22En als hij naar Macedonië gezonden had twee van degenen, die hem dienden, namelijk Timotheüs en Erastus, bleef hij zelf een tijd lang in Azië.
23Maar op dienzelfden tijd ontstond er geen kleine beroerte, vanwege den weg des Heeren.
24Want een, met name Demétrius, een zilversmid, die kleine zilveren tempelen van Diana maakte, bracht dien van die kunst geen klein gewin toe;
25Welke hij samenvergaderd hebbende, met de handwerkers van dergelijke dingen, zeide: Mannen, gij weet, dat wij uit dit gewin onze welvaart hebben;
26En gij ziet en hoort, dat deze Paulus veel volk, niet alleen van Efeze, maar ook bijna van geheel Azië, overreed en afgekeerd heeft, zeggende, dat het geen goden zijn, die met handen gemaakt worden.
27En wij zijn niet alleen in gevaar, dat dit deel in verachting kome, maar dat ook de tempel van de grote godin Diana als niets geacht zal worden, en dat ook haar majesteit zal ten ondergaan, aan welke gans Azië en de gehele wereld godsdienst bewijst.
28Als zij nu dit hoorden, werden zij vol van toornigheid, en riepen, zeggende: Groot is de Diana der Efezeren!
29En de gehele stad werd vol verwarring; en zij liepen met een gedruis eendrachtelijk naar de schouwplaats, met zich trekkende Gajus en Aristarchus, Macedoniërs, metgezellen van Paulus op de reis.
30En als Paulus tot het volk wilde ingaan, lieten het hem de discipelen niet toe.
31En sommigen ook der oversten van Azië, die hem vrienden waren, zonden tot hem, en baden, dat hij zichzelven op de schouwplaats niet zou begeven.

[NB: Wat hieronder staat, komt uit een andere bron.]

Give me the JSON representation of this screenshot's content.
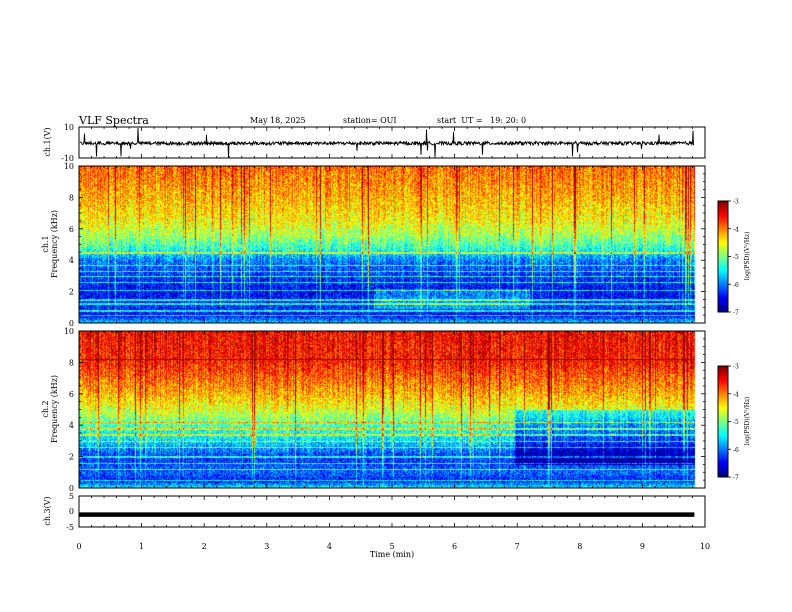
{
  "header": {
    "title": "VLF Spectra",
    "date": "May 18, 2025",
    "station": "station= OUI",
    "start_time": "start  UT =   19: 20: 0"
  },
  "chart_data": [
    {
      "type": "line",
      "panel": "waveform-ch1",
      "ylabel": "ch.1(V)",
      "ylim": [
        -10,
        10
      ],
      "yticks": [
        "10",
        "-10"
      ],
      "description_values": "noisy baseline near -0.5 V with impulsive spikes"
    },
    {
      "type": "heatmap",
      "panel": "spectrogram-ch1",
      "ylabel_line1": "ch.1",
      "ylabel_line2": "Frequency (kHz)",
      "ylim": [
        0,
        10
      ],
      "yticks": [
        "0",
        "2",
        "4",
        "6",
        "8",
        "10"
      ],
      "colorbar": {
        "label": "log(PSD)(V²/Hz)",
        "ticks": [
          "-3",
          "-4",
          "-5",
          "-6",
          "-7"
        ],
        "range": [
          -7,
          -3
        ],
        "colormap": "jet"
      },
      "profile": [
        [
          0,
          -5.6
        ],
        [
          0.5,
          -6.5
        ],
        [
          1.0,
          -6.3
        ],
        [
          2.0,
          -6.5
        ],
        [
          3.0,
          -6.3
        ],
        [
          4.0,
          -6.0
        ],
        [
          4.8,
          -5.3
        ],
        [
          5.5,
          -4.9
        ],
        [
          6.5,
          -4.5
        ],
        [
          8.0,
          -4.2
        ],
        [
          10.0,
          -3.9
        ]
      ],
      "lines_khz": [
        0.5,
        0.8,
        1.25,
        1.5,
        2.1,
        2.6,
        3.0,
        3.3,
        3.7,
        4.5
      ]
    },
    {
      "type": "heatmap",
      "panel": "spectrogram-ch2",
      "ylabel_line1": "ch.2",
      "ylabel_line2": "Frequency (kHz)",
      "ylim": [
        0,
        10
      ],
      "yticks": [
        "0",
        "2",
        "4",
        "6",
        "8",
        "10"
      ],
      "colorbar": {
        "label": "log(PSD)(V²/Hz)",
        "ticks": [
          "-3",
          "-4",
          "-5",
          "-6",
          "-7"
        ],
        "range": [
          -7,
          -3
        ],
        "colormap": "jet"
      },
      "profile": [
        [
          0,
          -5.4
        ],
        [
          0.5,
          -6.4
        ],
        [
          1.0,
          -6.1
        ],
        [
          2.0,
          -6.3
        ],
        [
          3.0,
          -5.6
        ],
        [
          4.0,
          -5.2
        ],
        [
          5.0,
          -4.6
        ],
        [
          6.0,
          -4.2
        ],
        [
          7.0,
          -3.9
        ],
        [
          8.0,
          -3.6
        ],
        [
          10.0,
          -3.5
        ]
      ],
      "lines_khz": [
        0.5,
        1.2,
        1.6,
        2.0,
        2.6,
        3.0,
        3.4,
        3.8,
        4.2,
        8.2
      ],
      "transition_min": 6.95
    },
    {
      "type": "line",
      "panel": "waveform-ch3",
      "ylabel": "ch.3(V)",
      "ylim": [
        -5,
        5
      ],
      "yticks": [
        "5",
        "0",
        "-5"
      ],
      "x": [
        0,
        9.83
      ],
      "y": [
        -1,
        -1
      ]
    }
  ],
  "x_axis": {
    "label": "Time (min)",
    "range": [
      0,
      10
    ],
    "ticks": [
      "0",
      "1",
      "2",
      "3",
      "4",
      "5",
      "6",
      "7",
      "8",
      "9",
      "10"
    ]
  }
}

32Zij riepen dan de ene dit, de andere wat anders; want de vergadering was verward en het meerder deel wist niet, om wat oorzaak zij samengekomen waren.
33En zij deden Alexander uit de schare voortkomen, alzo hem de Joden voortstieten. En Alexander gewenkt hebbende met de hand, wilde bij het volk verantwoording doen.
34Maar als zij verstonden, dat hij een Jood was, werd er een stem van allen, roepende omtrent twee uren lang: Groot is de Diana der Efezeren!
35En als de stadsschrijver de schare gestild had, zeide hij: Gij mannen van Efeze! wat mens is er toch, die niet weet, dat de stad der Efezeren de kerkbewaarster zij van de grote godin Diana, en van het beeld, dat uit den hemel gevallen is?
36Dewijl dan deze dingen onwedersprekelijk zijn, zo is het behoorlijk dat gij stil zijt, en niets onbedachts doet.
37Want gij hebt deze mannen hier gebracht, die noch kerkrovers zijn, noch uw godin lasteren.
38Indien dan nu Demétrius, en die met hem van de kunst zijn, tegen iemand enige zaak hebben, de rechtsdagen worden gehouden, en er zijn stadhouders; laat hen elkander verklagen.
39En indien gij iets van andere dingen verzoekt, dat zal in een wettelijke vergadering beslecht worden.
40Want wij staan in gevaar, dat wij van oproer zullen verklaagd worden om den dag van heden, alzo er geen oorzaak is, waardoor wij reden zullen kunnen geven van dezen oploop.
41En dit gezegd hebbende, liet hij de vergadering gaan.